Now take another moment to look around you right where you are at this moment and become aware of border tangle inspirations. From where I am right now, a small sampling of what I can see:

  • Coiled wire on a telephone land line
  • Stitching on leather
  • Shadows cast by my computer keyboard keys
  • UPC code wrapped around a pencil in a cup nearby
  • Scales on a dragon on the picture frame holding Maria's picture
  • Grain pattern in the oak wood of my desk
  • Interlocking zipper teeth on my back-pack

Next, in your mind's eye, play with how you might deconstruct these images into the fewest and most easily recombined elemental strokes..

Finally, put on some water for tea, grab your tiles, pencil and pen, and enjoy!

Julie Willand


  • OK. Now ‘Im seeing borders everywhere and once I only saw patterns everywhere. Right now I’m looking at couple museum prints, each surrounded by an obligatory picture frame. However, at the bottom of each print, I see a banner with a printed statement about the art. First patterns, then borders. Can banners be far behind?

    Thanks so much for your continuing inspiration.

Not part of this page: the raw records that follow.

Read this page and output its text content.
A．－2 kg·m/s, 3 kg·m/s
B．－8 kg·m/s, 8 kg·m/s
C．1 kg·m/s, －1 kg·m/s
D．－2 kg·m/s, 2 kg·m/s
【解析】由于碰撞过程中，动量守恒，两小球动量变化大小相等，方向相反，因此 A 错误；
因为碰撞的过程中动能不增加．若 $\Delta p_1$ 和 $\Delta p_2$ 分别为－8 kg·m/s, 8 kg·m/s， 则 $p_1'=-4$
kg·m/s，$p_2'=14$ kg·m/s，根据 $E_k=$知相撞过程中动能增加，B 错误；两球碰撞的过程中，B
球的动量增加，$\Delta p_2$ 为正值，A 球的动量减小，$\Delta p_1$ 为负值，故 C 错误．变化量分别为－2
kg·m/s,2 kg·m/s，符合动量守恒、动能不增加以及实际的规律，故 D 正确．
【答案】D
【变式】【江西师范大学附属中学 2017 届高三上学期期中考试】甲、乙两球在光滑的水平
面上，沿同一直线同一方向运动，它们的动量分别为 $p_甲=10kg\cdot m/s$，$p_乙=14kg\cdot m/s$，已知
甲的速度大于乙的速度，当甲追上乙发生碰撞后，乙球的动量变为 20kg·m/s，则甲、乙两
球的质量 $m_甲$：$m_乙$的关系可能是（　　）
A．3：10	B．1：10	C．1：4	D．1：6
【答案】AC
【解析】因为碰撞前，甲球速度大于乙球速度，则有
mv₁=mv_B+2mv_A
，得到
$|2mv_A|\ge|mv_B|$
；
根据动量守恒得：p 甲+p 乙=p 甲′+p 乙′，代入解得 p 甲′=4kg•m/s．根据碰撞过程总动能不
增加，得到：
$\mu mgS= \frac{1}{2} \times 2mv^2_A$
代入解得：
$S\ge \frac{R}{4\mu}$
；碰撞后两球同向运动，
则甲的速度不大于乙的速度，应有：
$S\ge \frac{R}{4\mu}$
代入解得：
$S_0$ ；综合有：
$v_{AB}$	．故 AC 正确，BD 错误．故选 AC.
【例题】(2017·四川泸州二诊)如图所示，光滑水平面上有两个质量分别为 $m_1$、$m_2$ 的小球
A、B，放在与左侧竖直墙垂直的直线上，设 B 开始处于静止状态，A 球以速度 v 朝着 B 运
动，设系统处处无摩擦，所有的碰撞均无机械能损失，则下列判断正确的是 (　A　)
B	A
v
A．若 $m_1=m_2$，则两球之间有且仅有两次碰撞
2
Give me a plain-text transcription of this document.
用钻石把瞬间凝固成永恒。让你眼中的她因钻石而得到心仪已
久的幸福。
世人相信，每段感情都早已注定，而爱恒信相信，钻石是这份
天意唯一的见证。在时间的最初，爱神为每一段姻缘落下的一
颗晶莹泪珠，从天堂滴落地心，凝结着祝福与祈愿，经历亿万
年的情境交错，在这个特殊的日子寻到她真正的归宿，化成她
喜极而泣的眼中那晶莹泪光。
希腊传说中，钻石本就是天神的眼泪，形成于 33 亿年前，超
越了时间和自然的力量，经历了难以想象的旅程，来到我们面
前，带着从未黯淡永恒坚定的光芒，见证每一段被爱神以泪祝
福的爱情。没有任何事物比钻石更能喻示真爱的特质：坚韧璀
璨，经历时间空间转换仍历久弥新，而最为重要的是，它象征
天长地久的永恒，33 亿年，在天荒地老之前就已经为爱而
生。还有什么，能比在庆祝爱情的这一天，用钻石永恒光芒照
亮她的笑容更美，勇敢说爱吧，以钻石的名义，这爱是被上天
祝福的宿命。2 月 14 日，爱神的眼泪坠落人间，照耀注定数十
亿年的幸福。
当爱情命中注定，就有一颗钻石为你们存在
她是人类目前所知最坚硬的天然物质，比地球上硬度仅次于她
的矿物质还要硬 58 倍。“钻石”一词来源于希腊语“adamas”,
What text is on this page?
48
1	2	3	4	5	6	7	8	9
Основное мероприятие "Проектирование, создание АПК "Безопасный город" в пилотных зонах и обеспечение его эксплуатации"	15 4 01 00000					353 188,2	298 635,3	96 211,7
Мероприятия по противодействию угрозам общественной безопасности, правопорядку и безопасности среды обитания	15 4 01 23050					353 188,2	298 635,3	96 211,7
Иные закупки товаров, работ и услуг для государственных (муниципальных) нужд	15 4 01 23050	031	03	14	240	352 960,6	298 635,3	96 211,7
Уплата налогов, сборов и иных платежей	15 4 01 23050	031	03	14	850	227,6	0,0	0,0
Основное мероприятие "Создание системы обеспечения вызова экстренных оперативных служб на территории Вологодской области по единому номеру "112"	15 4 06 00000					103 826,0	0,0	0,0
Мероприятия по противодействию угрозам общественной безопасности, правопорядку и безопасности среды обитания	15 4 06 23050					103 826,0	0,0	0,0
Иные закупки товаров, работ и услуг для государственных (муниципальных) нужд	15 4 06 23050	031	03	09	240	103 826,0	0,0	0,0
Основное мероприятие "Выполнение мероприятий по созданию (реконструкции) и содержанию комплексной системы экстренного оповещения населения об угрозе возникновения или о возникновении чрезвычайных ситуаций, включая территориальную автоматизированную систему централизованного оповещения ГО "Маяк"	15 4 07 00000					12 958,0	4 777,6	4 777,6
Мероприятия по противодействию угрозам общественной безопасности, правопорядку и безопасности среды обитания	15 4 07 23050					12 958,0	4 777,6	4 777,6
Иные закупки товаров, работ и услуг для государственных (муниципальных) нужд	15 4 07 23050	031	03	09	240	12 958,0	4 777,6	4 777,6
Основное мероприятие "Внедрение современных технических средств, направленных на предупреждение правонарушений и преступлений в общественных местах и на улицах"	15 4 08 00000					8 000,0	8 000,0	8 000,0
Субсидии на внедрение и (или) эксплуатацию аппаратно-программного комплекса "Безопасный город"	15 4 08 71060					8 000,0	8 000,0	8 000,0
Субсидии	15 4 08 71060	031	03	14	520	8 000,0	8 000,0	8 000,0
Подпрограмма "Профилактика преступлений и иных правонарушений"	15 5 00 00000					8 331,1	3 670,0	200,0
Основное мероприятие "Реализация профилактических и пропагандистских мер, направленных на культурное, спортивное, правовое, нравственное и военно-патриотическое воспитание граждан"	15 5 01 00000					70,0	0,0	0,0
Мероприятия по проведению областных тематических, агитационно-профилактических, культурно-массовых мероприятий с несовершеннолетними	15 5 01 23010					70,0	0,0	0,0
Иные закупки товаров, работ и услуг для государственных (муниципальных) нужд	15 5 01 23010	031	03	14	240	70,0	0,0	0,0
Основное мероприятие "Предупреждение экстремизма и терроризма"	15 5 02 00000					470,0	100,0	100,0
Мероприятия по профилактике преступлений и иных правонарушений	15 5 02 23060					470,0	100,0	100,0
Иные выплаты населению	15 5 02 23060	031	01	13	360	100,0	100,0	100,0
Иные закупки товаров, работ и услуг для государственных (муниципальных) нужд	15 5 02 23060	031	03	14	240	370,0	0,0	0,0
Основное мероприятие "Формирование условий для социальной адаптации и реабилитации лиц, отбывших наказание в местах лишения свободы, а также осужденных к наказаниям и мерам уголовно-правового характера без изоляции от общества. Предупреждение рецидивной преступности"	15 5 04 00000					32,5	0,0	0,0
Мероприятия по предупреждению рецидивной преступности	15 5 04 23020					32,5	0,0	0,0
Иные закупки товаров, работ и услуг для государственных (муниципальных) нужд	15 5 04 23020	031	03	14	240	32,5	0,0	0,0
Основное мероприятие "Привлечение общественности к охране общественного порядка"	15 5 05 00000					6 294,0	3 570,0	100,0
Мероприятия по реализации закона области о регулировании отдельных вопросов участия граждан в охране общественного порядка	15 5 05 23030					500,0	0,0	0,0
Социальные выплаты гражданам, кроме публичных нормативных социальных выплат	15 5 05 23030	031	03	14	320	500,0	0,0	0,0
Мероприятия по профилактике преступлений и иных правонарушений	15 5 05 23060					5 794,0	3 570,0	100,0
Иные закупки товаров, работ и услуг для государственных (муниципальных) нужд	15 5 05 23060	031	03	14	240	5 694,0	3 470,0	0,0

    Linda Dochter, CZT 16 on

  • Ever since I first learned about Zentangle, I have seen tangles in everything. I must admit that I never really gave borders much thought. Now, I will be paying more attention to seeing borders and deconstructing them in my head!

    Barbara Burgess on

  • When sitting in traffic, I see tangles in tail lights of cars in front of me. I pass the waiting time thinking of how best to tangle it & join several together. Much better than stressing about how late you are!

    Polly Quanstrum on

  • I often surprise myself as I look around and see the tangle first, then the actual object I’m observing. What a joy it is to view the world in such a multifaceted way! I feel that I’ve always done this in one form or another but now, after discovering Zentangle a few years ago, it all makes more sense and I connect even better. Thank you Rick and Maria.

    Becky Garvin-Gibson on

  • Hello Rick, Maria, Molly, Martha, your families, and all the Zentangle tanglers.

    Thank you for your generous gift of the Zentangle art form, that you have shared with all of us, and for being such loving, caring people. May you all continue to be inspired, and blessed with such a wonderful gift of creative talents.

    Cheryl on

  • Not t only am I clueless, but I’m also “borderless”! Seriously, I looked around my house and I have no borders!!! Am I that dull? 😂

    LaJuania Dorman on

  • Stitches on my shirt cuff, the rim of a plant pot, window casings, crimped metal between a pencil and its eraser, the edge of a lampshade … they’re EVERYWHERE!! I didn’t even turn around. :) I love that practicing the Zentangle Method has raised my awareness of my surroundings. I see much more natural as well as human-made beauty than I used to. What a wonderful benefit from just drawing “one stroke at a time”!

    Jan Brandt on

  • Shadows cast by keyboard keys…
    I’m at work with a million things to do and now I’m looking at shadows on my desk and out the window to find patterns. To my co-workers it may look like I’m slacking off, but my creative brain is working OT. Thanks Rick!

    Kim Kohler on

  • I think one of the bonuses a Zentangle practice provides is the ability to ‘see’ everything around you with fresh eyes. I now see patterns in everything. This is just one more way to take that to another level. What really makes me laugh is that I’ve even got my husband saying to me, “Jo, that would make a great pattern”.
    Thanks Rick and Maria for constantly keeping this new and exciting.

    Jody Genovese on

  • One of my favorite (and relatively quick) tangle projects is to color a tile with paints or inks (or not) and draw a series of squares in which I tangle borders. This somehow feeds my soul. Thanks for the border inspirations!!!

    Paula Schneider on

  • One of the biggest lessons for me in Zentangle is “stop-look-ask yourself ‘what do you REALLY see’.” Thank you for encouraging that and these borders are a great example.